Eine schöne Frage!
Wenn ich auf mein bisheriges Leben zurückblicke, haben mich (das gilt wohl für die meisten Menschen) größere und kleinere Traurigkeiten heimgesucht - ein manchmal nicht leicht zu ertragendes, aber wichtiges und intensives Gefühl.

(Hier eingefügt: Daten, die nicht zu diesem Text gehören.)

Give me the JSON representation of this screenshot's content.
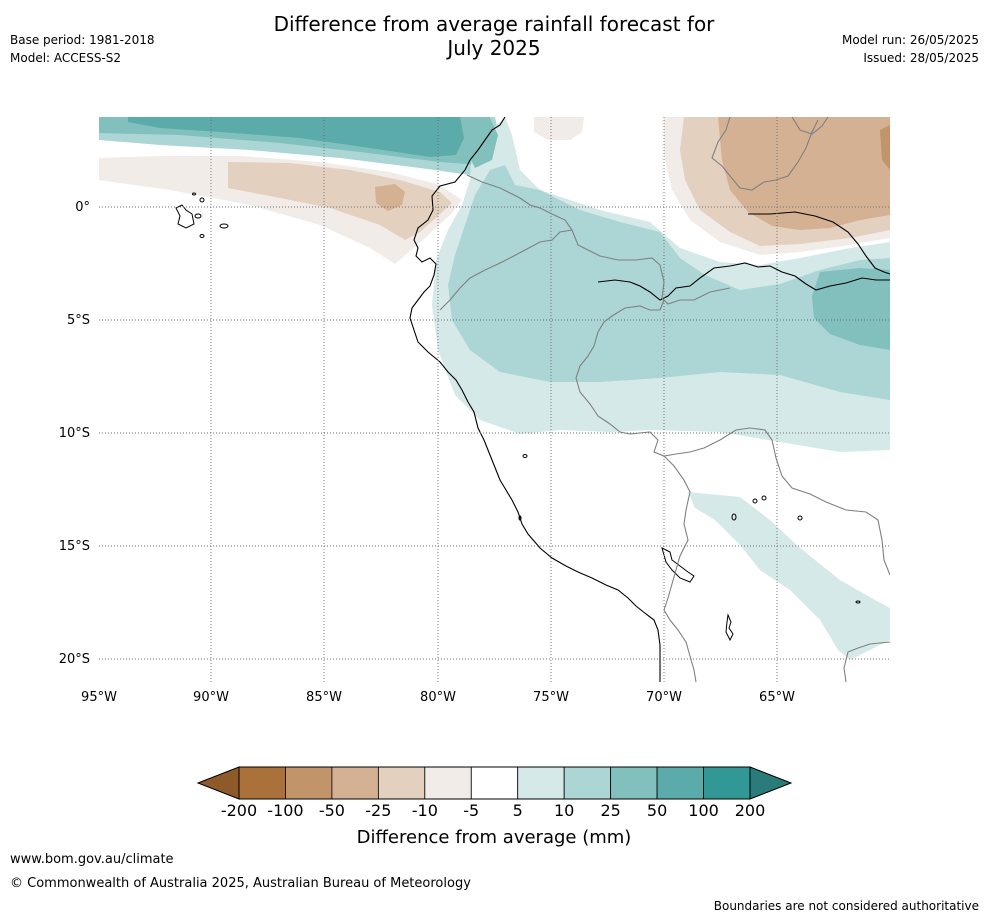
{
  "header": {
    "title_line1": "Difference from average rainfall forecast for",
    "title_line2": "July 2025",
    "base_period": "Base period: 1981-2018",
    "model": "Model: ACCESS-S2",
    "model_run": "Model run: 26/05/2025",
    "issued": "Issued: 28/05/2025"
  },
  "map": {
    "lon_labels": [
      "95°W",
      "90°W",
      "85°W",
      "80°W",
      "75°W",
      "70°W",
      "65°W"
    ],
    "lat_labels": [
      "0°",
      "5°S",
      "10°S",
      "15°S",
      "20°S"
    ],
    "graticule_lons": [
      -95,
      -90,
      -85,
      -80,
      -75,
      -70,
      -65
    ],
    "graticule_lats": [
      0,
      -5,
      -10,
      -15,
      -20
    ],
    "extent": {
      "lon_min": -95,
      "lon_max": -60,
      "lat_min": -21,
      "lat_max": 4
    }
  },
  "colorbar": {
    "label": "Difference from average (mm)",
    "tick_labels": [
      "-200",
      "-100",
      "-50",
      "-25",
      "-10",
      "-5",
      "5",
      "10",
      "25",
      "50",
      "100",
      "200"
    ],
    "bin_colors": [
      "#ab713a",
      "#c2946a",
      "#d4b192",
      "#e3d0bf",
      "#f1ece8",
      "#ffffff",
      "#d5e9e8",
      "#acd5d5",
      "#82c0be",
      "#5aabaa",
      "#329896"
    ],
    "low_extend_color": "#8f5a2a",
    "high_extend_color": "#2a7c7a"
  },
  "footer": {
    "url": "www.bom.gov.au/climate",
    "copyright": "© Commonwealth of Australia 2025, Australian Bureau of Meteorology",
    "disclaimer": "Boundaries are not considered authoritative"
  }
}
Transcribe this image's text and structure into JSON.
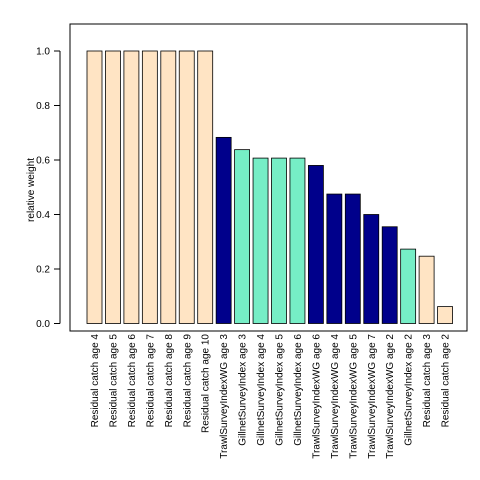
{
  "chart_data": {
    "type": "bar",
    "title": "",
    "xlabel": "",
    "ylabel": "relative weight",
    "ylim": [
      0,
      1.1
    ],
    "yticks": [
      "0.0",
      "0.2",
      "0.4",
      "0.6",
      "0.8",
      "1.0"
    ],
    "ytick_values": [
      0,
      0.2,
      0.4,
      0.6,
      0.8,
      1.0
    ],
    "grid": false,
    "legend": "none",
    "colors": {
      "residual_catch": "#FFE4C4",
      "trawl_survey": "#00008B",
      "gillnet_survey": "#76EEC6"
    },
    "categories": [
      "Residual catch age 4",
      "Residual catch age 5",
      "Residual catch age 6",
      "Residual catch age 7",
      "Residual catch age 8",
      "Residual catch age 9",
      "Residual catch age 10",
      "TrawlSurveyIndexWG age 3",
      "GillnetSurveyIndex age 3",
      "GillnetSurveyIndex age 4",
      "GillnetSurveyIndex age 5",
      "GillnetSurveyIndex age 6",
      "TrawlSurveyIndexWG age 6",
      "TrawlSurveyIndexWG age 4",
      "TrawlSurveyIndexWG age 5",
      "TrawlSurveyIndexWG age 7",
      "TrawlSurveyIndexWG age 2",
      "GillnetSurveyIndex age 2",
      "Residual catch age 3",
      "Residual catch age 2"
    ],
    "values": [
      1.0,
      1.0,
      1.0,
      1.0,
      1.0,
      1.0,
      1.0,
      0.683,
      0.638,
      0.607,
      0.607,
      0.607,
      0.58,
      0.475,
      0.475,
      0.4,
      0.355,
      0.273,
      0.247,
      0.062
    ],
    "groups": [
      "residual_catch",
      "residual_catch",
      "residual_catch",
      "residual_catch",
      "residual_catch",
      "residual_catch",
      "residual_catch",
      "trawl_survey",
      "gillnet_survey",
      "gillnet_survey",
      "gillnet_survey",
      "gillnet_survey",
      "trawl_survey",
      "trawl_survey",
      "trawl_survey",
      "trawl_survey",
      "trawl_survey",
      "gillnet_survey",
      "residual_catch",
      "residual_catch"
    ]
  }
}
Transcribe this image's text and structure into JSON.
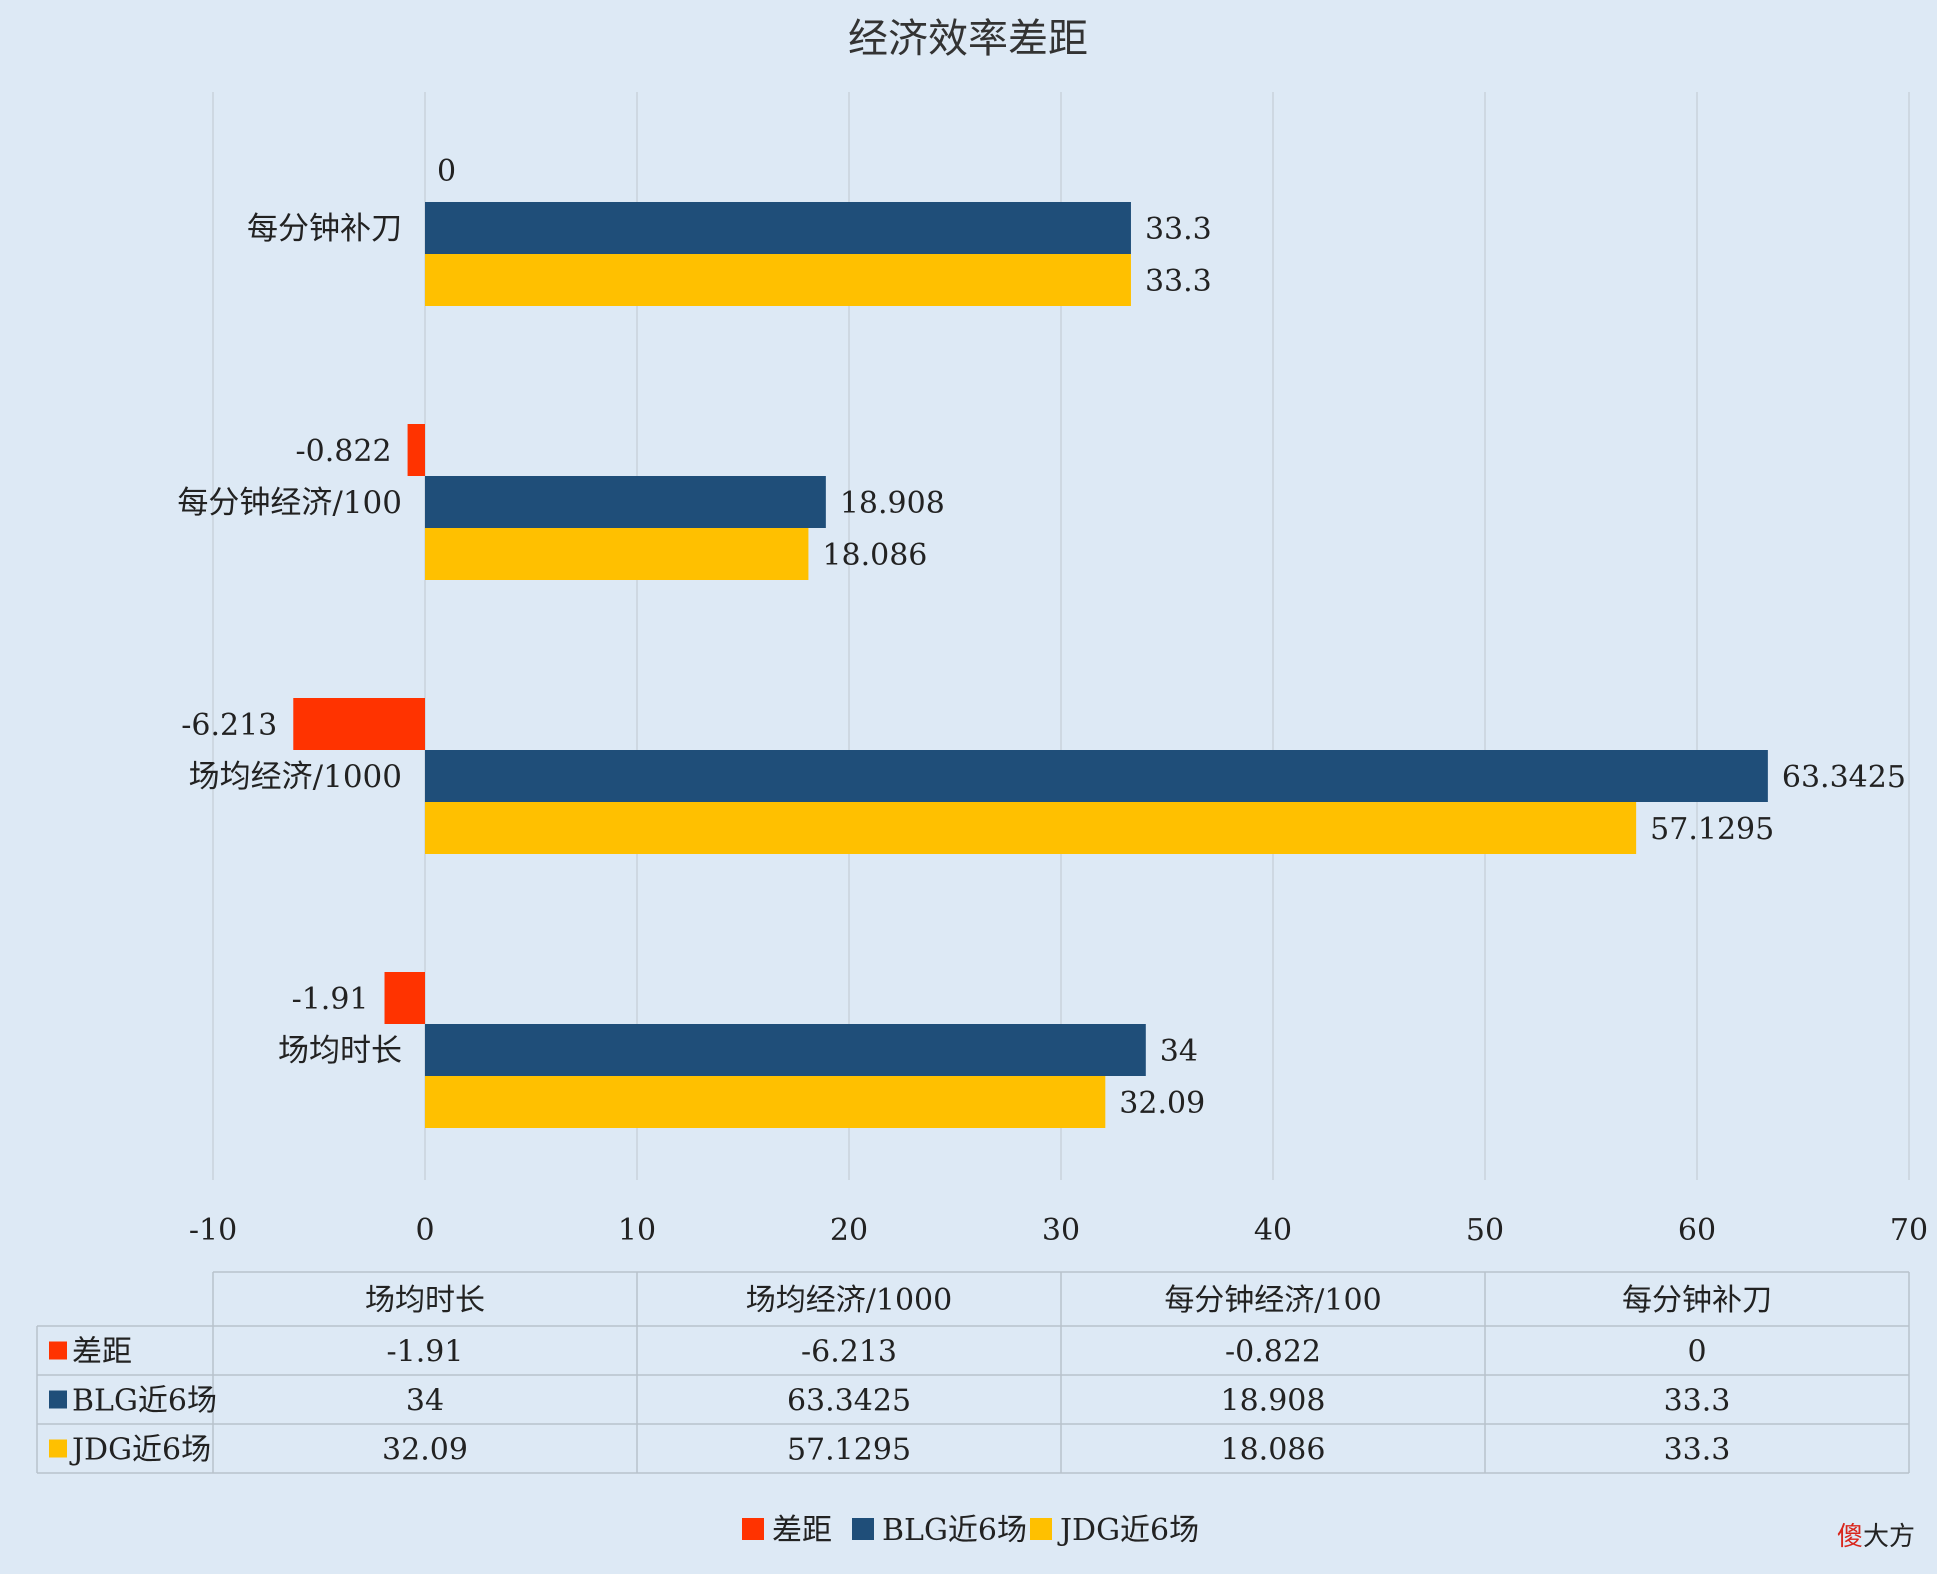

"Unendlich traurig" - ich erinnere mich an zwei Situationen in meinem Leben, die mich tieftraurig gestimmt haben und deren starke Emotion zeitweilig immer noch nachhallt, plötzlich, wie aus heiterem Himmel. Ich möchte gerne eine Situation beschreiben:
An einem Nachmittag vor wenigen Jahren habe ich mal meine Mutter an einer U-Bahn-Station abgeholt. Ich hatte sie einige Wochen nicht mehr gesehen. Ich erinnere mich genau: ich fuhr die Rolltreppe zum Bahnsteig hinunter und bemerkte sie schon von Weitem. Sie sah mich erst nicht. Ich weiß nicht ... sie kam mir auf einmal so gealtert vor. Ich hatte sie nie so gesehen, als hätten die vielen Jahre ihr mit einer rauen Hand hinterrücks über das Gesicht gestrichen, dass sie mit einem Zuge welkte. Sie war so hineingeduckt in ihr Alter, so kleingeworden und hilflos - ich habe sie nie so wahrgenommen. Mich durchfuhr die Traurigkeit wie eine heiße Welle. Ich kann es schwer beschreiben. Es war nicht nur das Bewusstwerden ihres Alterns, ihrer Schwäche und Sterblichkeit, nicht nur Mitleid - es war mehr. Es stimmte mich traurig, dass vieles, was ich mit ihr erlebt habe, unwiderruflich vergangen ist, dass das Leben einfach so über uns hinweggezogen ist, dass sie selbst nicht mehr aus ihrem Leben gemacht hat, dass man die Zeit nicht zurückdrehen und manches korrigieren kann, dass man alles Vergangene hinter sich lassen und hinnehmen muss. Diese Empfindungen (und sicherlich noch andere) schwangen in meiner damaligen Traurigkeit mit - sie war vielleicht "unendlich" - denn sie bebt immer mal wieder in mir nach - und sie lässt sich nicht tilgen.